The growth of the FB economy has created an unlikely division amongst my online social contacts. I see it is as an social-network funnel effect, where the top funnel represents opted-in spam (friends, emails and newsletters) and the bottom your your close friends (real-life contacts and favorite influencers). While the middle portion usually contains varying degrees of friends, all adding some measurable value.

While sorting through this social-network funnel has become an everyday battle to gleam useful content or information for me. Everyday it seems to get bigger and I am constantly looking to cut the time I spend searching for valuable information. This is where a funnel process helps.

If I could apply an overall funnel or class system to contacts based on their history of providing me with value it would help me to quickly indentify quality. How would this work? I am imagining an engine that aggregates all my social media into one spot.

From there an algorithm based on certain factors including history, real-life relation and inbound links would identify users, contributors, and influencers. These contacts would then be broken down into three buckets. For this blog lets call them levels one (most important) to three(least important). You could either sort these buckets individually or apply another set of algorithms to that content.

The next algorithm would then filter content by text-analysis for certain tags similar to Google Alerts. For instance, I would set socia-media as a tag and anytime a mention from a real friend or favorite blogger used social media online it would sort into a “social-media” bucket.

How are we to process all this content? As we progress into digital citizenry honing our filters to maximize utility across all platforms will become an overriding tool of workplace success. And quickly filtering content value will be the best weapon to have in your arsenal.

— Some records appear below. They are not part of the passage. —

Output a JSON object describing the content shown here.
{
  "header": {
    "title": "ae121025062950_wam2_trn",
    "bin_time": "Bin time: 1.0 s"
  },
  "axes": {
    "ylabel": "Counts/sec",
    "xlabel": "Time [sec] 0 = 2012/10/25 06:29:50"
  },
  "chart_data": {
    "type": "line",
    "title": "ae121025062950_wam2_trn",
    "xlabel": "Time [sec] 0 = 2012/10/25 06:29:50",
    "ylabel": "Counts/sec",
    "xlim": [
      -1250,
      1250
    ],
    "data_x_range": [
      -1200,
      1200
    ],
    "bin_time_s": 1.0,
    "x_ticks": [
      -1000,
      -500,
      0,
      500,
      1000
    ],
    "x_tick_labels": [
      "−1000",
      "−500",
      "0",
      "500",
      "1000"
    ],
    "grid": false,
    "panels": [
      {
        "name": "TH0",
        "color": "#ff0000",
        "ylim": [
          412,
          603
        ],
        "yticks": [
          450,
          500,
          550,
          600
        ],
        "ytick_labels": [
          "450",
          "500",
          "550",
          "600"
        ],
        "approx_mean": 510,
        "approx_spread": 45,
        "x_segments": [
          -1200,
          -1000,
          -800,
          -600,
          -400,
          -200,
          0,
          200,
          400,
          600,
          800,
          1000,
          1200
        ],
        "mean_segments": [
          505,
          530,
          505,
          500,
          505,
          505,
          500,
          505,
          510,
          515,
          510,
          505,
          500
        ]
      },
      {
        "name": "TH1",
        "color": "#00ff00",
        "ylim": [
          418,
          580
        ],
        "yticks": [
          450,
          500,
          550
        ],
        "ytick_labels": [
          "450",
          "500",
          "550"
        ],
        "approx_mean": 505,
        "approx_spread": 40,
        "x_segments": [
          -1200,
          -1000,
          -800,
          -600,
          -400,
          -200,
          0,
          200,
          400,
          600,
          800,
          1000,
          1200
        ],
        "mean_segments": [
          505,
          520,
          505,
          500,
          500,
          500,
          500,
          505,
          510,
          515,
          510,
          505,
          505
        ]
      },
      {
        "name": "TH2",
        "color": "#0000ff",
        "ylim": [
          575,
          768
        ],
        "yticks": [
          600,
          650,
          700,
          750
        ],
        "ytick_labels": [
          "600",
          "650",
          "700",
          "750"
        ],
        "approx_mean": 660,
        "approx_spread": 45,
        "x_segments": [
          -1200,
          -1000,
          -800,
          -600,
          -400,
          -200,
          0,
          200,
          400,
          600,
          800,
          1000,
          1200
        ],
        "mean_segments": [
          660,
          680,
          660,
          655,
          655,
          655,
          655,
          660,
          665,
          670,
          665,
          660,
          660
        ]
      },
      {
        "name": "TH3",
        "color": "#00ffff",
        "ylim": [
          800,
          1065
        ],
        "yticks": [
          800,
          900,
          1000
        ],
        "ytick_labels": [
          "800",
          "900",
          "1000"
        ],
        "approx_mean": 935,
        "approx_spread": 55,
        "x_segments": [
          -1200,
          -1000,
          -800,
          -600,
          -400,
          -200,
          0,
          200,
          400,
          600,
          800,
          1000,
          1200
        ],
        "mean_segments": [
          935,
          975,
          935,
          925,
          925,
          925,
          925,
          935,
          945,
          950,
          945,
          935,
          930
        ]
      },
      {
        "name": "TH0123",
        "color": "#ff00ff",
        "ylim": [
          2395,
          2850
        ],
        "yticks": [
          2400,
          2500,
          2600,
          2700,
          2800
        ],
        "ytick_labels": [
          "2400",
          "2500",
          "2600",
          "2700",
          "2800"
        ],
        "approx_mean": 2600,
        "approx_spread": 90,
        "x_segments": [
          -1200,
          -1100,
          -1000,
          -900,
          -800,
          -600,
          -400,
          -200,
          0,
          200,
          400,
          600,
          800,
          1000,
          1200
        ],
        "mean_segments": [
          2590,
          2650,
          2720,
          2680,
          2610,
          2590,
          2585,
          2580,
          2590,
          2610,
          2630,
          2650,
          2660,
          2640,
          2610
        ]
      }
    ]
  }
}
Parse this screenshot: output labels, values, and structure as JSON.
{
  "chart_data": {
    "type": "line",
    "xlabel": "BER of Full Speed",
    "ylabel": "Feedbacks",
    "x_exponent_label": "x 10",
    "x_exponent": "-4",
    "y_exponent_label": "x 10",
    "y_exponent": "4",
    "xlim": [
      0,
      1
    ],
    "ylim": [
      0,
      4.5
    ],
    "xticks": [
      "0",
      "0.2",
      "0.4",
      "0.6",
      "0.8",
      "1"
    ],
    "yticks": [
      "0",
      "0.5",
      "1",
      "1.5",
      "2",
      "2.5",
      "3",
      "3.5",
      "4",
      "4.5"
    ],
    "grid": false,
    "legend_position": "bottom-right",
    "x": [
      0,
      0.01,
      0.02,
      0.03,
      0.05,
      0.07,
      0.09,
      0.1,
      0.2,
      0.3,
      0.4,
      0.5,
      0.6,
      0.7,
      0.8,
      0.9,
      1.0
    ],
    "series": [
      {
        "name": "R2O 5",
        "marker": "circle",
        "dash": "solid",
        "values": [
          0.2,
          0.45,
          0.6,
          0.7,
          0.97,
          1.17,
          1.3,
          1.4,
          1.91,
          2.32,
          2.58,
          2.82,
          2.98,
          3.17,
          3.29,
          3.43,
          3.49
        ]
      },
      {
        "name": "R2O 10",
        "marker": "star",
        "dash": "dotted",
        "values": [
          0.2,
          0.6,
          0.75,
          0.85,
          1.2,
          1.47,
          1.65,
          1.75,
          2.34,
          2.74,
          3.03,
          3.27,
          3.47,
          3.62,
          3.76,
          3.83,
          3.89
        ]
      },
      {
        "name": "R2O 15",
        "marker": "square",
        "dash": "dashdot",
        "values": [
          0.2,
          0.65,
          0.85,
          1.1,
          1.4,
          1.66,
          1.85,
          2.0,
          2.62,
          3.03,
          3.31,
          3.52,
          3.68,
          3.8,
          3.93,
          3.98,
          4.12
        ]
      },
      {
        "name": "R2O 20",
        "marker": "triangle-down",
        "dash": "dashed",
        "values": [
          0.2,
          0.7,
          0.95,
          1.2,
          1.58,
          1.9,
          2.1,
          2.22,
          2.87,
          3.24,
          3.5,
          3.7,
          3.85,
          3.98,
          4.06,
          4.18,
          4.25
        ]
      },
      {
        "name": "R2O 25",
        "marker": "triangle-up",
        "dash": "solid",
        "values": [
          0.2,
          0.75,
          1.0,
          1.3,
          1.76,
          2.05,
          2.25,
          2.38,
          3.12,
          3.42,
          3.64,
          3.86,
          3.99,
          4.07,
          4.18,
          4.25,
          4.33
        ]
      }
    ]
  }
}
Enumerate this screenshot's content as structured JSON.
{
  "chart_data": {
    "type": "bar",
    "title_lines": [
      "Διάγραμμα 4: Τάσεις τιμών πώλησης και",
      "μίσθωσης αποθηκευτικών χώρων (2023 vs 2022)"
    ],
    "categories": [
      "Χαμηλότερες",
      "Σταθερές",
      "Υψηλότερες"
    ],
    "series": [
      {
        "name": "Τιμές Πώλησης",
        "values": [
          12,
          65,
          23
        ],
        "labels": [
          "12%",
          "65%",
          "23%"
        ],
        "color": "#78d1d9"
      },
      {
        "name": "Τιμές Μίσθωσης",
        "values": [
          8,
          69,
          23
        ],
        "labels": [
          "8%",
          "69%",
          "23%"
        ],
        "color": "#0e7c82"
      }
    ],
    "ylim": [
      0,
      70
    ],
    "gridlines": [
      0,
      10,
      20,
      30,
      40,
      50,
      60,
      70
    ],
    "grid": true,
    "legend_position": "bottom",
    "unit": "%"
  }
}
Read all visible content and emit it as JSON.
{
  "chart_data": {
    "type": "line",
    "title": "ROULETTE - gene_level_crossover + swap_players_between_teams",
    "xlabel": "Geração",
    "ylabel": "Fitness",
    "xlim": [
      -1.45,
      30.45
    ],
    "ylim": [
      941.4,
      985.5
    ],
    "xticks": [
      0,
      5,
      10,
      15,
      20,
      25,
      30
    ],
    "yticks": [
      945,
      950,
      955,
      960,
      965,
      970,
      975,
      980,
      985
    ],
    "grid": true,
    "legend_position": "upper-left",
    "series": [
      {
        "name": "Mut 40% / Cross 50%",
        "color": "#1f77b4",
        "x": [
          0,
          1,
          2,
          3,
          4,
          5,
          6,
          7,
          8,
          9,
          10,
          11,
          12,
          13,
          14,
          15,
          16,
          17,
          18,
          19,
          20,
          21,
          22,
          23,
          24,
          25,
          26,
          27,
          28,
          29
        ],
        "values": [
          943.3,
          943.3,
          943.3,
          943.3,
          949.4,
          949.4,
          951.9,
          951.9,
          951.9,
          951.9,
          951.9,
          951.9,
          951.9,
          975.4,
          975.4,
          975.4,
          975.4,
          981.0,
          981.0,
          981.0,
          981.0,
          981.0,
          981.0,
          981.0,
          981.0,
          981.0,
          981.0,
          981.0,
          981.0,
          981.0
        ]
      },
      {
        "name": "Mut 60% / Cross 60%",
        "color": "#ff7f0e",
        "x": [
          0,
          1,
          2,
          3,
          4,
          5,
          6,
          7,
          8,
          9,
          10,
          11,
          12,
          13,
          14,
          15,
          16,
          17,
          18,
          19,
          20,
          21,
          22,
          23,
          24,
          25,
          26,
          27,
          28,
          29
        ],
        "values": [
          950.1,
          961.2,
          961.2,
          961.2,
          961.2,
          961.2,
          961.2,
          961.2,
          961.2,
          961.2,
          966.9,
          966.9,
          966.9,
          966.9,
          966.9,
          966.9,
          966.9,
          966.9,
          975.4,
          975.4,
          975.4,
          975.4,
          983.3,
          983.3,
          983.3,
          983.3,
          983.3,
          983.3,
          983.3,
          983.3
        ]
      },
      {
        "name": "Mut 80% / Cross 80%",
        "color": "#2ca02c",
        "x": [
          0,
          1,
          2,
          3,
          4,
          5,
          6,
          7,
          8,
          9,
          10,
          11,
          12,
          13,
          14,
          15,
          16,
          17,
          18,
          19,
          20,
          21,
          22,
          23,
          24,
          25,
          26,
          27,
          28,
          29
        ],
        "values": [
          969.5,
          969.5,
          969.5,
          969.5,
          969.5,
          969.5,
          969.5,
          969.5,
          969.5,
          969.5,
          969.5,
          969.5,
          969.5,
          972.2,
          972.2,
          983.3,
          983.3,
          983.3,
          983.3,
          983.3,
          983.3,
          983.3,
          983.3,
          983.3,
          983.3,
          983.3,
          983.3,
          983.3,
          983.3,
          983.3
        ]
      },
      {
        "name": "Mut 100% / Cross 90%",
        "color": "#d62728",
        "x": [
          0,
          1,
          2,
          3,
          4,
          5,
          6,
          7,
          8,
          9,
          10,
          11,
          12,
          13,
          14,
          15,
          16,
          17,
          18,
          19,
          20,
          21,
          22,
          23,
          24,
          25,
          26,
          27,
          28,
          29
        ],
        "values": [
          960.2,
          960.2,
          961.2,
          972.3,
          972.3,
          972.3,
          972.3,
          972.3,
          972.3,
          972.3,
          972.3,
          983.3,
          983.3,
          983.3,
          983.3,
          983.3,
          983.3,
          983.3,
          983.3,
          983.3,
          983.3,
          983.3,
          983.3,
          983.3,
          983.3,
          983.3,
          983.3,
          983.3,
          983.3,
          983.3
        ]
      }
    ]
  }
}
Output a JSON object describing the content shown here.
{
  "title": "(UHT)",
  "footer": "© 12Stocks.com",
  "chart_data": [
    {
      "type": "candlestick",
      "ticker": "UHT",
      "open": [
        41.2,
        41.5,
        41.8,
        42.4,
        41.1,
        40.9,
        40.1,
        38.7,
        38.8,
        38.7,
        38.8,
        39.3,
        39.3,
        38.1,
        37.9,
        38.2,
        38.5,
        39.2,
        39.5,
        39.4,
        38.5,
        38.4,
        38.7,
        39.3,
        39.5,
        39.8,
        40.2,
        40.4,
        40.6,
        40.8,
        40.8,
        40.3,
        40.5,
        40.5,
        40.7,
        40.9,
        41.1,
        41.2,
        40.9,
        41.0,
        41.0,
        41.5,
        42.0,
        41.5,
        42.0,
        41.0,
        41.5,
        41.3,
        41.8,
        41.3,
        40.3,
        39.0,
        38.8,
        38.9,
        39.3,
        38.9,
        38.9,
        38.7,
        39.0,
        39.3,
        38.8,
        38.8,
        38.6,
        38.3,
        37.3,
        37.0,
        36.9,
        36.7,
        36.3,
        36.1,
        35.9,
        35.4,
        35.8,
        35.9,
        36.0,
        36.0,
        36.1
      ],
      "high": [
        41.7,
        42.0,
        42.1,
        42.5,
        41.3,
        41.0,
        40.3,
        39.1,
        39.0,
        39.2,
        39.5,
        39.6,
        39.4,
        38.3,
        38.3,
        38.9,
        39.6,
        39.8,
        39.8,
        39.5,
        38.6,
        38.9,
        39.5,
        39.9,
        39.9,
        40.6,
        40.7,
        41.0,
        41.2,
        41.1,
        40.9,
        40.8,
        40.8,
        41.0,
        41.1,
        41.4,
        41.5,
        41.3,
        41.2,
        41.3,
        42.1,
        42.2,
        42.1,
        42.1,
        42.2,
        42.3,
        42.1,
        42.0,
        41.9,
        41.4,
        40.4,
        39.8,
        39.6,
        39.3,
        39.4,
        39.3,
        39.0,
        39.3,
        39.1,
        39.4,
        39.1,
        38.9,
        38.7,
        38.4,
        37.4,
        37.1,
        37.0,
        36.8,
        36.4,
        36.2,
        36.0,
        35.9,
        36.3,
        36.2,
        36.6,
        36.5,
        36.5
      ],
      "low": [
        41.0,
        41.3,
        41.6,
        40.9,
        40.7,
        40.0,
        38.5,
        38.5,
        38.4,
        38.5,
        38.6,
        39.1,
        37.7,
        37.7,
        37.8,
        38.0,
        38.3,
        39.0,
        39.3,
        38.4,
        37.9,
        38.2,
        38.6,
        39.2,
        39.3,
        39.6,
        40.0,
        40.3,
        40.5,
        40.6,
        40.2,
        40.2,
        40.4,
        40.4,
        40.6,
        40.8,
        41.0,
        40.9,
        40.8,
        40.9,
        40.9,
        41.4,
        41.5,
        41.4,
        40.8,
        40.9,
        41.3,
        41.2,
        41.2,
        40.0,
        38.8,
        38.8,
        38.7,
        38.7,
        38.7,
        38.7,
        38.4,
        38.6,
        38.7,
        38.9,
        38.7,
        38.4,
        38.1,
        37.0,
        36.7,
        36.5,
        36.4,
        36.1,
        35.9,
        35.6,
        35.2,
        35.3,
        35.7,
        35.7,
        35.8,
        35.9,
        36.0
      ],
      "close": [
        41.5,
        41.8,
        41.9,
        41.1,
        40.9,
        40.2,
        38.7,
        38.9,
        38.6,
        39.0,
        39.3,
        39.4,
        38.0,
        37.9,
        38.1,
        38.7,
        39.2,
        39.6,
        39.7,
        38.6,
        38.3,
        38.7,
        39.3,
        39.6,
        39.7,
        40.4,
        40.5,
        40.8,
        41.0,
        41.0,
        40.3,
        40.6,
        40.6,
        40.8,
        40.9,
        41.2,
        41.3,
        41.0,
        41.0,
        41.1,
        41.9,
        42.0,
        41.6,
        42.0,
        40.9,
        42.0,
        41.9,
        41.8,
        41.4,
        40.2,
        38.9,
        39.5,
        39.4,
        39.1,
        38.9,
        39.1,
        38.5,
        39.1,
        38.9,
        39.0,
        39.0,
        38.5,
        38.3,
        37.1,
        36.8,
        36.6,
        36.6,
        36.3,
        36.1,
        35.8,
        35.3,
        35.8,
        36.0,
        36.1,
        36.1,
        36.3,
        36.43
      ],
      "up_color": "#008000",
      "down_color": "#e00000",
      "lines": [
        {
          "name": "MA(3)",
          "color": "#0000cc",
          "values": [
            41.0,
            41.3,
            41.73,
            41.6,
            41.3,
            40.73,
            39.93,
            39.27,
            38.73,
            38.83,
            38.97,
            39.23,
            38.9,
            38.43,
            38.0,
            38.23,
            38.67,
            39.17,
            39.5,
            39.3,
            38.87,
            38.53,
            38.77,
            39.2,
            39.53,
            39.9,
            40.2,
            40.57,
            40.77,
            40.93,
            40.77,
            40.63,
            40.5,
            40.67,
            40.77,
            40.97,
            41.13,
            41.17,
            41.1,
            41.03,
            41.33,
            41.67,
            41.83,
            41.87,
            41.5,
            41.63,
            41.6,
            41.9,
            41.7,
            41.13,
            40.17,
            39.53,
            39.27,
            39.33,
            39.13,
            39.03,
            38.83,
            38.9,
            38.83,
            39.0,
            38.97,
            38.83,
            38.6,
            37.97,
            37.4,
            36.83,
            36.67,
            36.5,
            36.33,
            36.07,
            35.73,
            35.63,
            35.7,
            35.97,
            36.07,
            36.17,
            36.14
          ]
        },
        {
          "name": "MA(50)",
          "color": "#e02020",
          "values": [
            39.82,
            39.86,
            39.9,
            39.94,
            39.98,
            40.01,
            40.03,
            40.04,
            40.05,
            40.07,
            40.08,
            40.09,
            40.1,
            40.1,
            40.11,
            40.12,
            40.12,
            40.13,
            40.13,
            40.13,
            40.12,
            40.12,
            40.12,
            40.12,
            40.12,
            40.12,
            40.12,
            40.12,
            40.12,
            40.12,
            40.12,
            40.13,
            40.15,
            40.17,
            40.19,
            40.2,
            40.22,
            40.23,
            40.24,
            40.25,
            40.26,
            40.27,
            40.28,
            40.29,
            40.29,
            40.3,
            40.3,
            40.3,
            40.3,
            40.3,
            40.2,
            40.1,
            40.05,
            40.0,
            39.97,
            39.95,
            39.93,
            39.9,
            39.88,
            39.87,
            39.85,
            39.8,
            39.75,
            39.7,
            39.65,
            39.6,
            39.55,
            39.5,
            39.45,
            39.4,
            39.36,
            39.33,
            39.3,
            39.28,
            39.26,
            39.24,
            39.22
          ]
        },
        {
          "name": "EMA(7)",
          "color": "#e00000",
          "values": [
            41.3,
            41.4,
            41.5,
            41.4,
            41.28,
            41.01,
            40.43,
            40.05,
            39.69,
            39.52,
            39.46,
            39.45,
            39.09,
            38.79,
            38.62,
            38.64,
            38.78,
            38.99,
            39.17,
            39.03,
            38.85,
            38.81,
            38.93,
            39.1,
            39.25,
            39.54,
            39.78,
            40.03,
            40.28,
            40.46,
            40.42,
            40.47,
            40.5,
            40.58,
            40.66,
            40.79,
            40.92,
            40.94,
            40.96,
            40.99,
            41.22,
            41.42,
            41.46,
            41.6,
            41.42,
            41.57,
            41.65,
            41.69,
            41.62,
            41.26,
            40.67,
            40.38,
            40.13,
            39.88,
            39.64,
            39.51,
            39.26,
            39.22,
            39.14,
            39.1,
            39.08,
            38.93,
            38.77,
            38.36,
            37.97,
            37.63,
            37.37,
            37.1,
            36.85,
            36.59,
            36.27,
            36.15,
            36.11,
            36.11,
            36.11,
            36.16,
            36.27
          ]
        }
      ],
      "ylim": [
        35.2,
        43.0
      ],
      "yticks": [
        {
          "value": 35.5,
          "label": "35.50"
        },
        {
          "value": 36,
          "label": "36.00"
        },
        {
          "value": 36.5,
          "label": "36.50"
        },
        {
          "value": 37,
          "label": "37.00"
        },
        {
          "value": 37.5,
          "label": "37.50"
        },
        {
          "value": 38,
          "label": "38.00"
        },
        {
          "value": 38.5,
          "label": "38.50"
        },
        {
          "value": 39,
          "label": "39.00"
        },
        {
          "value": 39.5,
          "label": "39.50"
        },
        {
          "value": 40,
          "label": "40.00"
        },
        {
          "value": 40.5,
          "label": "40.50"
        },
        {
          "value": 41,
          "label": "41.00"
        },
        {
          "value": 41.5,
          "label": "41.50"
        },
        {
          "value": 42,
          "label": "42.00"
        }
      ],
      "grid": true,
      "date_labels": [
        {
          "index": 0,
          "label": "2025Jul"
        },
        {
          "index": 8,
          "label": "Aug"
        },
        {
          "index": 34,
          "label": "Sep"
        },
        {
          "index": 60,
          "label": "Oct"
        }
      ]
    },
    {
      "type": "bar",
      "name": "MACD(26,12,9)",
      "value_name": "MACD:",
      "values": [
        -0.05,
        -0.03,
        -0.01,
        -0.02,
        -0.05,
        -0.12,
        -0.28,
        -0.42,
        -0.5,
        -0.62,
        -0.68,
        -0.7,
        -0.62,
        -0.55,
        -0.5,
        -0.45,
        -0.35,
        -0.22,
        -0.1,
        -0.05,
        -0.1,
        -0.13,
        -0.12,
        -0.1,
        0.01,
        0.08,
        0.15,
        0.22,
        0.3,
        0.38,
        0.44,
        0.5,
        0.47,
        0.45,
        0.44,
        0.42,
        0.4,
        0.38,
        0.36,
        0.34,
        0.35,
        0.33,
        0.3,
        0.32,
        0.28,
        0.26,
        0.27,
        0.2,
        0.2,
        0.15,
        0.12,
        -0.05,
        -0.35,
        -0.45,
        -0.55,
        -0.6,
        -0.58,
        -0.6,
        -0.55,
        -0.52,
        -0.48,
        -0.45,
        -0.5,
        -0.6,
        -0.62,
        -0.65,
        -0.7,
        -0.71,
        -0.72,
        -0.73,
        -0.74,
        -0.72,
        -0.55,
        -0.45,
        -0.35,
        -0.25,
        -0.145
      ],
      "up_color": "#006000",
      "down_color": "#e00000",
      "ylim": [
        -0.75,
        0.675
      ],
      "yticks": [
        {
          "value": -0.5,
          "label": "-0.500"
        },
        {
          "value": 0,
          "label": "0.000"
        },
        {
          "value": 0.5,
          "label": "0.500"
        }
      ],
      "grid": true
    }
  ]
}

Facebook Notification Spam & The Emergence of a Model

Why are my so-called friends spamming me? I open my notifications in Facebook to find this monstrosity and it is only a portion of the tower! The really amazing thing is that most of these notifications come from the same 2 or 3 people. As I think conscientiously about my social connections managing them will become ever more important as I seek to filter the best data from this spam.

Which part of the importance filter are you? Our reputation economy is eroding quickly and I suggest you stay on the side of value. Needless notifications will only serve to invalidate your reputation and further erode your social networks trust. Its the essential “boy who cried wolf” model.

Think about the content you choose to disperse and make it useful to your network. We are all dealing with so much information and your reputation will be the defining factor of whether you wind up being a digital loudmouth or important addition to a network.